Topic: Pipeline mix (UAS vs. LEV) and gross margin profile
Key points:
Pipeline is 75% aerospace (high-altitude platforms, drones, electric aircraft), down slightly from Q2 on a percentage basis, but revenue up 42%.
Gross margins for LEV and aviation are similar; longer, larger volume agreements have different pricing than short-term specialized applications, causing potential fluctuation.
Tariff and logistics environment is dynamic but the company is able to price for most of it.
Mgmt stance: Neutral – gross margin base is solid, but mix and volume-driven pricing will cause lumpiness; pipeline balance is improving.
Q7 — Edward Jackson
Topic: Revenue components, SKU count, capacity utilization, gross margin noise, DIU pilot line end game
Key points:
Government grant in other income was ~$400k; no design service revenue mentioned.

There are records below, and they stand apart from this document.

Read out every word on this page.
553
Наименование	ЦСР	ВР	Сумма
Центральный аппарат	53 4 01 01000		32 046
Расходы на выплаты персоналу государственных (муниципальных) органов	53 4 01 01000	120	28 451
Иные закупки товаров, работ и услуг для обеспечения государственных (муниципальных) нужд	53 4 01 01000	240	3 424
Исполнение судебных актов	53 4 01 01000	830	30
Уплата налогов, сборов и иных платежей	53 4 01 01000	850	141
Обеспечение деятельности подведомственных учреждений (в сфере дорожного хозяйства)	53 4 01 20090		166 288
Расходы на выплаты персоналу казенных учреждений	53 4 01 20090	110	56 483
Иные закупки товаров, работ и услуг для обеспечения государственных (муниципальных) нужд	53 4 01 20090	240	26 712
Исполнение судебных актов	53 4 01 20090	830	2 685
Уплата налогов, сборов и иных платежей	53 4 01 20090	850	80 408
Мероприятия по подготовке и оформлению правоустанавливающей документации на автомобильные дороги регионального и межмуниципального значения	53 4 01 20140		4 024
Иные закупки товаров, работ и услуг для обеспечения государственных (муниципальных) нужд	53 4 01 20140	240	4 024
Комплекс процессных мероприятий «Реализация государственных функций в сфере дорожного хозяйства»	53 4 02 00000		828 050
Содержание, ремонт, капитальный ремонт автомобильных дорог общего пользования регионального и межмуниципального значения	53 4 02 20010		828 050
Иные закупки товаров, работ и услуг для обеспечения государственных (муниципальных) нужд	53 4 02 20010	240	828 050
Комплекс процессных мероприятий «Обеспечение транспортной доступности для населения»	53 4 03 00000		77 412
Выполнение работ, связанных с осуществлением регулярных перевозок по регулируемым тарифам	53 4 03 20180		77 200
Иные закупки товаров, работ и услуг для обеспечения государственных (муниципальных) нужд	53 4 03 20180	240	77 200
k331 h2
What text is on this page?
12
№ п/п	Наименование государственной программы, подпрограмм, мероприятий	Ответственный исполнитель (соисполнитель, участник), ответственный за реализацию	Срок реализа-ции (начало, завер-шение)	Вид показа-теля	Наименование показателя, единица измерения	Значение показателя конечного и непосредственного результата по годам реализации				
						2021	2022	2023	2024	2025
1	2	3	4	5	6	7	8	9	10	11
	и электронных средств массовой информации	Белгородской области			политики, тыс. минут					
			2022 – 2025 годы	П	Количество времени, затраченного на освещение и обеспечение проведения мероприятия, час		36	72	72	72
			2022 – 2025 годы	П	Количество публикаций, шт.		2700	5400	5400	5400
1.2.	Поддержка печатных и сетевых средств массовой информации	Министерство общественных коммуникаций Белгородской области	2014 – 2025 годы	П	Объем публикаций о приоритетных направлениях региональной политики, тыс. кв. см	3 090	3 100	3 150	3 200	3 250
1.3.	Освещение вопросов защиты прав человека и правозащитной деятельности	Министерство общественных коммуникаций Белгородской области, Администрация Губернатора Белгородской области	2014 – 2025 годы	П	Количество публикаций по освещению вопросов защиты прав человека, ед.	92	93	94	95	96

SKU count is now 20, with more coming.
If 1.8 GWh capacity were fully utilized at current ASP, the company would be a $1 billion business (theoretical).
Engineering cost reclassification from COGS to engineering was a couple hundred thousand dollars, not crossing $1M; very little future impact expected.
DIU contract funds a pilot line in Fremont, adding electrode manufacturing; DoD interest is domestic batteries, with additional solicitations expected early this fiscal year (potentially delayed by shutdown).
Mgmt stance: Neutral – capacity utilization is highly theoretical; DIU relationship is close but end game (larger factory, licensing) not specified; gross margin noise is minimal.